Yetmedi sadece kurumsal yapısı değil varlık gerekçesi de muğlaklaşmış, girmesi çıkması bir dert, ulaşımı zor, birimler arası eşgüdümü çözülmüş bir sağlık kuruluşu düşünün. Eğer para varsa anında her branşta özel hastanelerde randevu bulma şansınız varken pek çok alanda randevu bulmanın, tetkik ve ileri görüntüleme imkanlarına erişmenin mucize olduğu hastanelerde çalışanlar bıkkın, idareciler çaresiz insan olarak alınan hizmetin kalitesi tartışmaya açık dururken…Nadir bulunan branşlarda uzmanlaşmış, özel hastanelere gitse paraya para demeyecek bir doktorun devlet hastanesinde peygamberane bir sabırla hizmete durduğunu görürsünüz.

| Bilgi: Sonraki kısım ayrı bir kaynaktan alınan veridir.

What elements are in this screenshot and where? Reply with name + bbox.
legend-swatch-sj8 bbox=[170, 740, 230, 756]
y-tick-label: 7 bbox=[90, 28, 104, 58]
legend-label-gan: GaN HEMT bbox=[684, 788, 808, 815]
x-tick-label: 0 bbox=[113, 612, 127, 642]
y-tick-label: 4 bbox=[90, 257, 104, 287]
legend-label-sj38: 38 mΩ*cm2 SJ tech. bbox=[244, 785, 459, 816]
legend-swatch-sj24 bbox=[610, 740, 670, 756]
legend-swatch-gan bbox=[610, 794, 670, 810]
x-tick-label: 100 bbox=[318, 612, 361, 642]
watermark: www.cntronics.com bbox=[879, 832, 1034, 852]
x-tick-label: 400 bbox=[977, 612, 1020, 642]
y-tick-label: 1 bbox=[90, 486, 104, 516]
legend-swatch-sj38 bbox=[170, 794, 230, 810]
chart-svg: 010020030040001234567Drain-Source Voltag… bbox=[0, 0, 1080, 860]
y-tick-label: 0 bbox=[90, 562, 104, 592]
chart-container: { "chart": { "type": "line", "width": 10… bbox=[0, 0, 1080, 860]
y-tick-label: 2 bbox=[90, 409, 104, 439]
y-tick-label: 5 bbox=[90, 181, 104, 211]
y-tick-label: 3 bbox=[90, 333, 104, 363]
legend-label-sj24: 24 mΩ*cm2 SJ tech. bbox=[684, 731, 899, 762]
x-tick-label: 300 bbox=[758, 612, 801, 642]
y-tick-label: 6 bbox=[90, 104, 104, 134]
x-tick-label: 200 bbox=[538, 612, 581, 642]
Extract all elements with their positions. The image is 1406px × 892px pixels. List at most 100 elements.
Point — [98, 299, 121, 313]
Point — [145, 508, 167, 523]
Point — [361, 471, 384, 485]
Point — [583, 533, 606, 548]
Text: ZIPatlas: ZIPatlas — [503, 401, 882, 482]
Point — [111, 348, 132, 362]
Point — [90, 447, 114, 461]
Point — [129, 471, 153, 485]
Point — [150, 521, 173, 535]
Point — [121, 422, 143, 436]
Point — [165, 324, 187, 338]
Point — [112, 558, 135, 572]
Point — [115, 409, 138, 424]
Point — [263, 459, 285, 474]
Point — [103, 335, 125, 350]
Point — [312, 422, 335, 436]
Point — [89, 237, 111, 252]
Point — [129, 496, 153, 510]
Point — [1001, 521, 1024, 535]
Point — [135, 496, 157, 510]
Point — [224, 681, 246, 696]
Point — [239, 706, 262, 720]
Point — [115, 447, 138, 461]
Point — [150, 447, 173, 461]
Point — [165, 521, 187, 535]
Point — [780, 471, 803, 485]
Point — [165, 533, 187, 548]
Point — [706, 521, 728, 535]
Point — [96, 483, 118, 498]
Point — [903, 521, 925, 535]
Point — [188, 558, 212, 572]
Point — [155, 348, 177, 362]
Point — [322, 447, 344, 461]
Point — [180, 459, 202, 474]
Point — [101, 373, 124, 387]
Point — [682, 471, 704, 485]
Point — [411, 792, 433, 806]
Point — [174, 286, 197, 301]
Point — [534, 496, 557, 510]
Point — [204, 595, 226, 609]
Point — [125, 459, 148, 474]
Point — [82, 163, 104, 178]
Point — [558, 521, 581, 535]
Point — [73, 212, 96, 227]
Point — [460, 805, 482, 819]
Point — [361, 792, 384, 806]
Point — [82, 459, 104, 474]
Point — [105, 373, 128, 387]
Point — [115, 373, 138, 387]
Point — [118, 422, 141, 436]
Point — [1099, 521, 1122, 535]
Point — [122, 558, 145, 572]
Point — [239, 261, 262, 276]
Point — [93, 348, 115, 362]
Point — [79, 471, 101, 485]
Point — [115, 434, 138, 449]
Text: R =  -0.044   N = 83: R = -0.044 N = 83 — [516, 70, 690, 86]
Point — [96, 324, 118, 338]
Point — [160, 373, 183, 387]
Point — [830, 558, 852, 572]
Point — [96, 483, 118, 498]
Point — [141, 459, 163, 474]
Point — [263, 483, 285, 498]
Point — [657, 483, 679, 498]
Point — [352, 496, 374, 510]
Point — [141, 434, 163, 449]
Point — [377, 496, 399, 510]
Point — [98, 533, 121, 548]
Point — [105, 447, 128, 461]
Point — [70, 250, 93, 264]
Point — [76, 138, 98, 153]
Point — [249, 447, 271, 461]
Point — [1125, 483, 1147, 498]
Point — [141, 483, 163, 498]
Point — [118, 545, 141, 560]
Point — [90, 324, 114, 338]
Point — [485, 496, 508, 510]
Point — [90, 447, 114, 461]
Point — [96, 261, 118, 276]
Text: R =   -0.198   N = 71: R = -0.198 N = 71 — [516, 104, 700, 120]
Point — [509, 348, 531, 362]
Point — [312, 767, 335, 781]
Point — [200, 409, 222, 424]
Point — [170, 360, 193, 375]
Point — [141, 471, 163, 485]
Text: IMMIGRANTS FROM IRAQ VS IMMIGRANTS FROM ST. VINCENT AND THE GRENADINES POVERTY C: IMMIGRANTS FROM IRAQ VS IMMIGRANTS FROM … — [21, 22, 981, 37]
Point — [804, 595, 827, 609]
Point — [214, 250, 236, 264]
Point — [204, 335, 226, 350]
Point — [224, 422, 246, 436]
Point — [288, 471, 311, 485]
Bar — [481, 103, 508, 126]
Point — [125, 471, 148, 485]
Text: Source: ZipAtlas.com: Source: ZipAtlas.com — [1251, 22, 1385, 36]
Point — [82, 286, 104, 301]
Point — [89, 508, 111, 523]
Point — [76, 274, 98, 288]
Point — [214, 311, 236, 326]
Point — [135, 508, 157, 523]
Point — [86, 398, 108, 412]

Sistem ihalelerle, tayinler ve propaganda ile meşgulken o şifa denilen erdemin başında ellerini berrak suda tutuyordur daima.
Dahası fütursuz bir yönetim şemsiyesini elinde tutarak toplumun geçmişten getirdiği nice kökü yok sayarak sadece güncel duyguların ve değer yaratmaz hamasetlerin eşliğinde kültür işleri yürütmeye çalışmak, parti, siyasal cenah fark etmez, birbirine inadına benzeme yarışı içinde bir iç şaklakçılıkla yol alanlar karşısında, durduğu yerin yüksek sükuneti içinde eserle ve insanla meşgul olanlar. Ellerinde, bakanlık, belediye, medya kuruluşu, dernek, şirket fark etmez sistem çarkını çevirenlerle, bir, bağımsız, müdanasız, insandan ve toplumdan yana tavır olan şahsiyetler. Binaların, salonların, gazete ve televizyonların, yolların ve dilden dile kutsanıp şişirilenlerin dışında, eserde kalanlar. Sistem yoksa insan var, olmalı diyenler. Onlarla birlikte ve onların ışığıyla karanlıktan kurtulan bir hayat.